Before generating you have to define (again) the aspect ratio of the video (4:3 or 16:9). In the ‘options’ panel you can optimize for LCD screens. Now you are ready to generate the DVD structure. This can take a while depending on the length of your video. If you finished your coffee and the DVD structure is generated, you can create an ISO of it. This is my preference because you can preview before burning and that saved me quite some DVD discs.

Disadvantage is that the last point where you can save your settings is quite in the beginning; just after selecting the video’s to include in your DVD. The position of the menu on screen appears not part of the saved info. This did not matter too much to me, because I included the date in the name of my Open Movie Rendered files.

Failures and unexplained

  • The disadvantage of OME is the stability. The application will crash now and then, mostly only when playing video fragments. I cannot put my finger exactly on the ‘why’. Sometimes beacuse there appears to be ‘something’ with the ‘raw’ source video’s (cutting the first and last few microseconds can save you, before playing the fragment. The good news is that the auto-save will prevent any data loss (I have never lost anything). I have to admin that the unexpected crashes reduced over time, and sometimes became ‘expected’.
  • The other disadvantage is the auto-save. It is the rescue if the application unexpectedly quits, but if I made a failure, I cannot ‘undo’ by reloading the original definition. A good example is when I re-installed my pc I started OME without the Frei0r plugins. OME automatically strips all Frei0r settings from the XML, and there is no way back. Make backups frequently!
  • I did not manage to include GoogleEarth moving footage in my video. I tried to record my screen using CamStudio, but did not manage to find the right frame rate that fitted my Open Movie Editor. I yould expect that 25 frames/sec should work, the frame rate for Pal. My best guess is that it tries to capture 25 frames a sec, but never actually gets there, but some times gets closer than other times. It resulted in hik-ups, lots of time spent, and a great idea dropped.
  • My second-best idea to include geographical info was to capture multiple GoogleMaps images and glue them together so the entire trip fits on a mega-image. The Ken Burns tooling came in handy. But… The maps contain text labels for the countries, and having many labels and this did not make a pretty video. The text became kind of micro-jumpy, the scrolling was not smooth enough. Another idea dropped, and quite some time invested.
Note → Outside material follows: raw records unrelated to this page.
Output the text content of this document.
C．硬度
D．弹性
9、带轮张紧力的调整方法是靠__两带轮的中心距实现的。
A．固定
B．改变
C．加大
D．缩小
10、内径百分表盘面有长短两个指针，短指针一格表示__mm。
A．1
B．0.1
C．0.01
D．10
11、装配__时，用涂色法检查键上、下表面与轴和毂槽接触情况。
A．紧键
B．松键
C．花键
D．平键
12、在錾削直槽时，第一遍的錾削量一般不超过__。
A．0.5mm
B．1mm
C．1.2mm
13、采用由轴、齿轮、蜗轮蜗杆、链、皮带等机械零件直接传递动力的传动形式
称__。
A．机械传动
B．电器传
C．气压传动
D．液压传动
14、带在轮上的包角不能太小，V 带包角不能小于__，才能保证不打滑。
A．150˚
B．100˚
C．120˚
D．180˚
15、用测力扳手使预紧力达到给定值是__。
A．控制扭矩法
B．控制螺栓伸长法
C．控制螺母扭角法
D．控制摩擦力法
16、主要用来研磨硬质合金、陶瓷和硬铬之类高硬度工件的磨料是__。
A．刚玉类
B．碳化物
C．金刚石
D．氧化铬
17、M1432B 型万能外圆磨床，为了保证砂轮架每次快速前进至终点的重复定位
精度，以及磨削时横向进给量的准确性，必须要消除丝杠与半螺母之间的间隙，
  • The third best idea is to have a static map that fits the screen from start to destination. It would be nice if an arc could be drawn that touches ground in the start and end position of the trip. I never managed to get this to work, so it became the streight line fadin in.
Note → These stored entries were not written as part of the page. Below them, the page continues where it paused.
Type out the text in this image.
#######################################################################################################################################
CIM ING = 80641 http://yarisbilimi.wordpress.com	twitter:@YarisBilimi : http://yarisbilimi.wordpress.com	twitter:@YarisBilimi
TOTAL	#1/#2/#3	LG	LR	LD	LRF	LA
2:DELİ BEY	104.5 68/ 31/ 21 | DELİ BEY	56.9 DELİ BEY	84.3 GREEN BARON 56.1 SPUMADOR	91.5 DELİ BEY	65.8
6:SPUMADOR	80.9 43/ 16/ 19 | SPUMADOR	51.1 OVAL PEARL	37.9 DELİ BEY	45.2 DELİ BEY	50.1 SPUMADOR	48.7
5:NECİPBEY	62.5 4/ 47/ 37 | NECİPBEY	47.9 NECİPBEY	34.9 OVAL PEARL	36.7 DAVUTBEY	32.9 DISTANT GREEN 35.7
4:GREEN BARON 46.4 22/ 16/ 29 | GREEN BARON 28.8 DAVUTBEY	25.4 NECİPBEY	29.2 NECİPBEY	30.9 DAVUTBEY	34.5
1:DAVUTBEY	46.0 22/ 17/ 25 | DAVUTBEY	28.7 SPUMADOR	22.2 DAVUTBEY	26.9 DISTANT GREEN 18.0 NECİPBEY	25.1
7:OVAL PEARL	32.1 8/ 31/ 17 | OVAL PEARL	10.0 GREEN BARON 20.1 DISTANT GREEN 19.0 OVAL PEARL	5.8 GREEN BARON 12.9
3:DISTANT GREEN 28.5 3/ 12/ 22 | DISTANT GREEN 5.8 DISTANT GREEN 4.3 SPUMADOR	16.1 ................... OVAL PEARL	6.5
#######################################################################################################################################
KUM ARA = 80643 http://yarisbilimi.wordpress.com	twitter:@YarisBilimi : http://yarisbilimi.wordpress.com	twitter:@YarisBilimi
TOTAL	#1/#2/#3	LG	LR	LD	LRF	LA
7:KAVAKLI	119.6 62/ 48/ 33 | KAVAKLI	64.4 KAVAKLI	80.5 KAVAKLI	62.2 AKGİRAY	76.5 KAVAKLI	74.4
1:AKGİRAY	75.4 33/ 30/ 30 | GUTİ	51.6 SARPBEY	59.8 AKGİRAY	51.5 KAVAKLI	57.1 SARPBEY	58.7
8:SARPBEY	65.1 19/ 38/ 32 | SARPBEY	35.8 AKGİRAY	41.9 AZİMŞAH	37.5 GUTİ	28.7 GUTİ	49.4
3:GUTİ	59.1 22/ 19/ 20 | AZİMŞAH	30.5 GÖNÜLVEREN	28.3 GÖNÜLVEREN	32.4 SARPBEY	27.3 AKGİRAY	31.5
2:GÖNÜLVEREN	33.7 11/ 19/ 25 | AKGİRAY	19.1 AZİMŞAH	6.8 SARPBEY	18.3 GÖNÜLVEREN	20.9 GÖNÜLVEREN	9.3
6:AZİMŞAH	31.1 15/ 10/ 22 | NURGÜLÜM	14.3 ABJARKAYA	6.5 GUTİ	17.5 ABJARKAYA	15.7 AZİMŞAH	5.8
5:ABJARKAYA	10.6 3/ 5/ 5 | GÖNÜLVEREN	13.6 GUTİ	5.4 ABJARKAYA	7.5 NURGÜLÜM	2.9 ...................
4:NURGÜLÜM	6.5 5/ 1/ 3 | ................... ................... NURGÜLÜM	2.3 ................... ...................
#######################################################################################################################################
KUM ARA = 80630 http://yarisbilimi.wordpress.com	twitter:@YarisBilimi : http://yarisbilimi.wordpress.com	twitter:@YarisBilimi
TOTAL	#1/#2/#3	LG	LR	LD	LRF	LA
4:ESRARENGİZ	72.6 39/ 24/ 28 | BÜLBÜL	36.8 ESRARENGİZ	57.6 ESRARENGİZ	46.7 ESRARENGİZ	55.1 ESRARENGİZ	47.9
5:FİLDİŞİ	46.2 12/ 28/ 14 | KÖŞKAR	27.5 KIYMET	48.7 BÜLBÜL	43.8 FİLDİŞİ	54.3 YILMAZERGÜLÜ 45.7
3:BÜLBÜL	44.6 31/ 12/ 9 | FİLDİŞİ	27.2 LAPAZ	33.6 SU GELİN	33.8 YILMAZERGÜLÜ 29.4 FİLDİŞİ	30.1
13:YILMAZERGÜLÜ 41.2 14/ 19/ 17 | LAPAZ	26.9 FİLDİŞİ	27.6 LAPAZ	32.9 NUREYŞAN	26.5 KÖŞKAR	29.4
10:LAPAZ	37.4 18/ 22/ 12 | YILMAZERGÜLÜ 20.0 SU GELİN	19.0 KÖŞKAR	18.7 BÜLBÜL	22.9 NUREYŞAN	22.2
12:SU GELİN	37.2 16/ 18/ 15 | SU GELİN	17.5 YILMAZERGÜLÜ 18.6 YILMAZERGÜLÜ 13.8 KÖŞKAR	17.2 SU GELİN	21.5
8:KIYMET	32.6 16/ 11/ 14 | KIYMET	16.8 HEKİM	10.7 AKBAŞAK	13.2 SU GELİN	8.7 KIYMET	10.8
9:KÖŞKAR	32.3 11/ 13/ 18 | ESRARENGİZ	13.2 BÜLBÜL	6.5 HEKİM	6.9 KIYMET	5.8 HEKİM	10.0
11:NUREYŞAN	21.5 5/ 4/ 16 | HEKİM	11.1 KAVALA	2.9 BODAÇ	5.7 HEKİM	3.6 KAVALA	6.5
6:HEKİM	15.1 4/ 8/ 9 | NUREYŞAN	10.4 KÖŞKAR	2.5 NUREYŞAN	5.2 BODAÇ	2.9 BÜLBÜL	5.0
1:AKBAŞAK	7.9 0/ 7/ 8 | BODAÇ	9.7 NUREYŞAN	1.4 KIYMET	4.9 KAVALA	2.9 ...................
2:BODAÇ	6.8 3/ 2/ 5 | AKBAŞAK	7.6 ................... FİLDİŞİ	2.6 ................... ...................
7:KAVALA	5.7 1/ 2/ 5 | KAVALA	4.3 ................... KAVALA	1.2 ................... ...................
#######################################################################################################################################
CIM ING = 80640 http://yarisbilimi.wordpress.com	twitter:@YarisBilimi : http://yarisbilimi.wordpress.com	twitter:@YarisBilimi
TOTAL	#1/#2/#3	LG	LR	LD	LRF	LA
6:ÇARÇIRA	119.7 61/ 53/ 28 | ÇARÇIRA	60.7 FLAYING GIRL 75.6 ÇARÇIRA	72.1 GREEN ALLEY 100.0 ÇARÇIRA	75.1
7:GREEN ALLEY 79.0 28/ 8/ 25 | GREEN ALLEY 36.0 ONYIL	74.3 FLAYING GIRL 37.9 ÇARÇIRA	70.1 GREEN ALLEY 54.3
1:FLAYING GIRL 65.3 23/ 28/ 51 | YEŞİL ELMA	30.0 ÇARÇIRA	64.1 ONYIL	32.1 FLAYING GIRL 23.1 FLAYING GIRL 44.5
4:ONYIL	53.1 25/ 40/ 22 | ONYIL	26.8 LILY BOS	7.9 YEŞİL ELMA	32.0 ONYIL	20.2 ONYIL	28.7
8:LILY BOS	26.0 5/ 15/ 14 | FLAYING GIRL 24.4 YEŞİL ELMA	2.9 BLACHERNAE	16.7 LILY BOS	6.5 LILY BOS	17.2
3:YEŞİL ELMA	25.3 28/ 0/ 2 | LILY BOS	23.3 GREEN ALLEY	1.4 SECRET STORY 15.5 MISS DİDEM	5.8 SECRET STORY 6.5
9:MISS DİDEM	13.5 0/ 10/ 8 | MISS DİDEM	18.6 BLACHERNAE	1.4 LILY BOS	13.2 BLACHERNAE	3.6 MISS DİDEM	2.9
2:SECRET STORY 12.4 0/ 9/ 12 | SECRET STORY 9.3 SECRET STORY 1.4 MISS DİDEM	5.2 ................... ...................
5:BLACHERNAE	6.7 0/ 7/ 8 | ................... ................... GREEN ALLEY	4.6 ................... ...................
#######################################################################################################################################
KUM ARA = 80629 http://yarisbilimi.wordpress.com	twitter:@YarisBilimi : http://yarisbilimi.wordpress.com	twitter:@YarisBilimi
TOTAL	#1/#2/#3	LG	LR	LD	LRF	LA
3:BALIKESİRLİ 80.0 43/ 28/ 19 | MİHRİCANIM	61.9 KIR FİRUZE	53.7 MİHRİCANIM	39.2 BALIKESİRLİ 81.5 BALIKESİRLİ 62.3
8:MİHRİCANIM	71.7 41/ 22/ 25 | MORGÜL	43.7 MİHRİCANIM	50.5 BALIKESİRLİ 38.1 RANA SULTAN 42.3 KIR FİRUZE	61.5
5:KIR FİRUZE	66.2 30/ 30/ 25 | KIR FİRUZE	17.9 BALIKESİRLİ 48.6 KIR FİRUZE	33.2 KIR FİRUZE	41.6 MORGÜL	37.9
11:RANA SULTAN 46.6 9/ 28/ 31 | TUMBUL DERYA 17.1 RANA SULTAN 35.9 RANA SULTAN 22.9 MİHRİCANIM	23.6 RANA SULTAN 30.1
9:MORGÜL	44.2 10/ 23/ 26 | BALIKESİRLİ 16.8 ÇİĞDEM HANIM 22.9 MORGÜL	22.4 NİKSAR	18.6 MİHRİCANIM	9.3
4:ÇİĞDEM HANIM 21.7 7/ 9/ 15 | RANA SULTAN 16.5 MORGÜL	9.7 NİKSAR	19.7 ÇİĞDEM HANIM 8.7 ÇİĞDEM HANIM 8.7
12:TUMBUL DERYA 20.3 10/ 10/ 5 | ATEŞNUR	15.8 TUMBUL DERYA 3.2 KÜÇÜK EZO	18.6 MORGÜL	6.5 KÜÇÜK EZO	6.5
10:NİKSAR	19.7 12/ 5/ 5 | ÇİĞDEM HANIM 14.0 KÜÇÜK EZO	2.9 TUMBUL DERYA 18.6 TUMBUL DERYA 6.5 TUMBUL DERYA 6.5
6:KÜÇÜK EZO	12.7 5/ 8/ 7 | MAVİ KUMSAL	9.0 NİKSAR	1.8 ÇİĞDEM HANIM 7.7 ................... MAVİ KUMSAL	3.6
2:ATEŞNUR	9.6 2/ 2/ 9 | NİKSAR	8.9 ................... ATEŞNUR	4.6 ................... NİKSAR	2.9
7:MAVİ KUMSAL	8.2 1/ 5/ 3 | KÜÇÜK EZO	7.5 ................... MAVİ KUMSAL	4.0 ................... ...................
  • Finally I am still puzzled about aspect ratio’s and screen sizes. Why does my camera comes with 16:9 aspect ratio where my wide screen TV only allows for 14:9? A strip of footage will dissapear on both sides… Or my TV does the scaling and that results in suprizes as well. Where to apply the aspect ratio, when generating the final formats from Open Movie Editor? Or should I leave the aspect ration 1:1 when exporting from OME, and apply the ratio in ManDVD? Or do both? My conclusion up till today is that this is still unclear to me… (any thoughts are appreciated!)